In my own perspective, the more liberal viewpoint seems to demand that there may be more than meets the eye. If we lock something in and insist on 'one' way (namely, our way), we are demanding that others not only agree with us but also think like us - and that, my friend, is never going to happen. It is reality.

I, too, believe that there are some absolutes and I will preach them until the Lord is done with me, but we are talking about the decay of the "mainline" churches. Demanding adherence to tradition and doctrine insists that some man (Wesley, for instance) got it all correct and that everyone should fall lock-step in behind them.

I want abortion to go away. I want homosexuals to acknowledge the reality of Scripture teachings about marriage and sexuality but those things are not going to happen, so what am I prepared to do about it?
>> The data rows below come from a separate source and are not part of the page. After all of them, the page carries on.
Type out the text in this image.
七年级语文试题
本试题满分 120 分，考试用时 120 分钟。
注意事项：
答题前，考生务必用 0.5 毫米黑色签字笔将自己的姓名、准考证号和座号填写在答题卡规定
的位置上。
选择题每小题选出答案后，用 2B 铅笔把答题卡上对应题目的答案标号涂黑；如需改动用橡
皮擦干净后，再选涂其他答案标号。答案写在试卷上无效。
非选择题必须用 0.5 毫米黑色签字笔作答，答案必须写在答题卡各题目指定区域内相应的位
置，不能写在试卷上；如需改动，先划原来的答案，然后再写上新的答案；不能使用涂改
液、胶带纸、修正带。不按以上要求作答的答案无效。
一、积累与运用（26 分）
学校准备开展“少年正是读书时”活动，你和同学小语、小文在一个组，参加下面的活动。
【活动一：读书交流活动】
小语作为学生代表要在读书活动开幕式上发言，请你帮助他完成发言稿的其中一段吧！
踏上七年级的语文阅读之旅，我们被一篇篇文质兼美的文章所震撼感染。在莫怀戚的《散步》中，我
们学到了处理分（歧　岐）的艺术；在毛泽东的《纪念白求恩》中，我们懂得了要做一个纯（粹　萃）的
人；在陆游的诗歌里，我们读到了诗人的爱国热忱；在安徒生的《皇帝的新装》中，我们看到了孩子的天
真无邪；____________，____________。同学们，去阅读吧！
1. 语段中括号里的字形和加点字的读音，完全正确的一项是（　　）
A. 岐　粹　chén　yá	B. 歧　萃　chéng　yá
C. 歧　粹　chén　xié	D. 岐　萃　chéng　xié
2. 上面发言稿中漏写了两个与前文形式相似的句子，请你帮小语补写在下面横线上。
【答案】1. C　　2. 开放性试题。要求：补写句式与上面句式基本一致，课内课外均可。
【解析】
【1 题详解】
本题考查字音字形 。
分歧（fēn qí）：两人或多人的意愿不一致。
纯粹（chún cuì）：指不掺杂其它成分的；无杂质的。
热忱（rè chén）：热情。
I can do one of two things: I can make myself miserable wishing and demanding that everyone agree with me, or I can acknowledge the differences and live as best I can according to what I say I believe.

When I can live, truly live, according to what the Gospel teaches and preaches, then - and only then - will others believe me.


Well then I am the first person then...but I have left a church for being too conservative.

I cannot subscribe to intolerance which basically makes up the bulk of conservative churches.

Thankfully God's Word has shown me that I could never be a conservative or Republican.